Portable cleaner,randy registrar

With Alan Kay
You are welcome back to our joint, in the aftermath of Easter celebrations. I am sure that the sumptuous meal you were treated to, along with sufficient rest you had at home have both combined to make you resplendent and chubby.”
“Kay, of course you know I am a free thinker, but it’s as if you knew that I went to enjoy Easter with my good friend, Daniel, who is our Christian brother. Really, he treated me to a warm reception as my table was inundated with assorted food, meat and drinks. Yet, on that occasion, for me, a crucial part of me was missing.”
“Charles, you don’t need to explain. I know you felt empty in the midst of plenty because your dearly beloved bottles of beer were missing in action. But of course, it’s good for your body system to occasionally abstain, as that hallowed occasion afforded you. So that you can renew your strength.”

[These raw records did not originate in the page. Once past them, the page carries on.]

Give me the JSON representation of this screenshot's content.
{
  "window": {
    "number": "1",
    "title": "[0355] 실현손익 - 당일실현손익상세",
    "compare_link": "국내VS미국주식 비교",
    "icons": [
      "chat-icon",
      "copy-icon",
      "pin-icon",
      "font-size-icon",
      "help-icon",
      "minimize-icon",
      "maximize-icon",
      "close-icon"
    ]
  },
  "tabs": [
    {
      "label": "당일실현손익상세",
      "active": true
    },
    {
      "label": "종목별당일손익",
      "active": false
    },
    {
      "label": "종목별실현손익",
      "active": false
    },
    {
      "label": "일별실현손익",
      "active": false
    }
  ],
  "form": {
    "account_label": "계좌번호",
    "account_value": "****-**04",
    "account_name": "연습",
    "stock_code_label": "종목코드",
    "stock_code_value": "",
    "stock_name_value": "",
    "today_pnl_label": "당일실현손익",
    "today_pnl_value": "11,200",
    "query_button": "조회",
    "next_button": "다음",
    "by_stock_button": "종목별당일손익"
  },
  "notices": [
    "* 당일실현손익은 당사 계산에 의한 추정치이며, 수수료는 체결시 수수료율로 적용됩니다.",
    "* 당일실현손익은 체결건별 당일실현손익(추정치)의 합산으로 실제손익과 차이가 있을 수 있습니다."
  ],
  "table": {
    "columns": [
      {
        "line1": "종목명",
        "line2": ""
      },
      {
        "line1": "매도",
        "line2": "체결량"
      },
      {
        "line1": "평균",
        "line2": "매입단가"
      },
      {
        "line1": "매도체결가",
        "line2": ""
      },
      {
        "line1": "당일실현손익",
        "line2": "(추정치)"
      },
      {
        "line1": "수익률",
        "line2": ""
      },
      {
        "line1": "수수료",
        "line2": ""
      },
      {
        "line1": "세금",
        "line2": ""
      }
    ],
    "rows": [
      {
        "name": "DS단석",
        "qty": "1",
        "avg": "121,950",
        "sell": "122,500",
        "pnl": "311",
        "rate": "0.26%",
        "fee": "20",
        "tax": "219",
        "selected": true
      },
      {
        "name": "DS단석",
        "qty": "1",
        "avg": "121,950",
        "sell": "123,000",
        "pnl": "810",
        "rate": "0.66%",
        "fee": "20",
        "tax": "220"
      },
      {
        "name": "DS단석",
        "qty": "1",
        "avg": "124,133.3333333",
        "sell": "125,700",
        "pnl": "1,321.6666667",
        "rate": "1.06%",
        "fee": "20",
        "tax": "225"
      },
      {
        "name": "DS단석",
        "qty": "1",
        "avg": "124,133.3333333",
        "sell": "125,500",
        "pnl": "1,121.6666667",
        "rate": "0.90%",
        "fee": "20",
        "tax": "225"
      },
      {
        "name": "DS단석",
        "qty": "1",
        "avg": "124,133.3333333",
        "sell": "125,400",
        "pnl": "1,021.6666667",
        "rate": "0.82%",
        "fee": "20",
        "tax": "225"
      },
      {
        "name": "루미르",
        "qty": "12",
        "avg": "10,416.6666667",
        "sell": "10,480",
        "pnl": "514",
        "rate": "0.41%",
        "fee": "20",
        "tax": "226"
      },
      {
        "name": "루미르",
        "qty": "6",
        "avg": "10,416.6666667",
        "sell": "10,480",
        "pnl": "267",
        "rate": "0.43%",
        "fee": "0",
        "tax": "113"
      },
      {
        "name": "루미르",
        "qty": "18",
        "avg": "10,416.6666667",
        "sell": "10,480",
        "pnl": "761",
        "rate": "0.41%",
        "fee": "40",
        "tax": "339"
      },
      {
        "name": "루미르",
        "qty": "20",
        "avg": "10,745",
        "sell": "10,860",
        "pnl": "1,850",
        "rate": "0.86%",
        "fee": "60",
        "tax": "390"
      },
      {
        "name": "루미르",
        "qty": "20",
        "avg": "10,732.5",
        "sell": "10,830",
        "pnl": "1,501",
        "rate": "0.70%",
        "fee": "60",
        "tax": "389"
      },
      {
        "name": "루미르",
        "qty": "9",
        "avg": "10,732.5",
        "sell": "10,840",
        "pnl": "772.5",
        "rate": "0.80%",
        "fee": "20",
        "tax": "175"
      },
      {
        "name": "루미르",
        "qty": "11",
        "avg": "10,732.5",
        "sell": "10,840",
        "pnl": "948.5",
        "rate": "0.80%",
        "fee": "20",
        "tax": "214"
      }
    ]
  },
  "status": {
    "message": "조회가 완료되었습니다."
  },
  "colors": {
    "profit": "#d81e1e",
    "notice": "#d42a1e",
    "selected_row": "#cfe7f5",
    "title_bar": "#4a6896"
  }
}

“Yeah, as a journalist, were you detailed to cover the distribution of Easter freebies to the less-privileged by our politician friend? Oh, you needed to attend one of the centres for the distribution of meal package. Some people ate as many courses as their stomachs could bear and went home as though they were pregnant.”
“Would you blame them? Such opportunity to eat to installed capacity may not come their way in the foreseeable future, or even forever…pardon my attempt to sound like a fatalist. All the same, one must commend him not just because he fed people fat on Sallah day, but because he is using tax payers’ money to deliver quality services to the same people.”
“Well, I won’t commend any politician except I am on top of my bottles of beer. Ask Jummy, your richly endowed babe to ‘shell’ us with our brand, and as customary, it must be criminally cold, mortuary standard.”
“Who told you Jummy is my babe? I can only come in as a technical partner. Before we leave here, her core investor, I am sure, will arrive. The guy, funnily, is case-sensitive, as he uses his rolling eyeballs to monitor one’ body chemistry, to see if you are plotting a randy coup to upstage him from the Olympian height of Jummy’s mammary or push him down from her backside Kilimanjaro.”
“Please Kay, I guess we would have to return to the politician’s talk. Remember I just came back from Daniel’s place where apart from eating to satisfaction, I also received torrents of prayers from the pastors. Instead of tapping from the currents of prayers brimming in me, you want to cause total outage with your lewd talk on Jummy’s Upper Volta and Bakassi Peninsula.”
“Yeye guy. Your case is akin to that of the legendary cat accused of stealing from the pot. It denied, replying its accusers that ‘after all, why would I steal from a stew that was not delicious!’….Ok, honestly speaking, we need to commend Governor Aiyedatiwa of Ondo State for his avalanche of capital projects in just one year plus.”
“You have a point there. Take for instance, last week’s flag-off of the dualisation project for Akure-Idanre road. Jubilant locals in cocoa-rich Idanre have been exultant, singing his praises everywhere. If others can emulate Aiyedatiwa, our society will be full of milk and honey as they normally say.”
“Charles, our bottles are mutually leaking. I am constrained to call on our highly endowed Jummy to renew the covenant. She should also give us two plates of steaming hot pepper soup, to appease this cold weather and prepare the body for a boisterous night.”
“Alan Kay, I recall the story of this registrar of this private university which occurred some years back, who was dismissed for bedding a cleaner in his office? They said he was caught through a secret camera planted in his office by someone who definitely disliked him.”
“I heard of the case too. The guy, I think, is a fool and a disgrace to his family. If he was highly gifted in bedding office cleaners, why not use a hotel or even go into the bush and do it under a banana tree?”
“Well, as things stand, he has lost all; his world has crumbled. He got the job only the previous year and was put on a monthly salary of N750,000. Not only that, he was chauffeur-driven and lodged in official quarters. But now, he is no more than a wrenched vagabond.”
“Family curse, I guess. So what happened to the cleaner, the ‘firee?’ You know, a man is ‘the firer’ while a woman is ‘the firee.’”
“Sex analyst, make I rest…hic…think we can take one more bottle apiece, for the road. Well, the firee, as you chose to call her, was not fired by the university authorities. Only the firer was fired. Instead, the lady, said to have bewitching looks and portable carriage, was transferred to the university kitchen.”
“Hmm, her next target is the VC. Now in the kitchen, a love portion of stirred vegetable stew is imminent.
“Bad boy, don’t tell me you too are salivating for the wondrous cleaner, who sacked the registrar, with the power of her soft underbelly!”
“Definitely, you are not a friend. You want me sacked? In this era of recession? Let Jummy bring our bill.”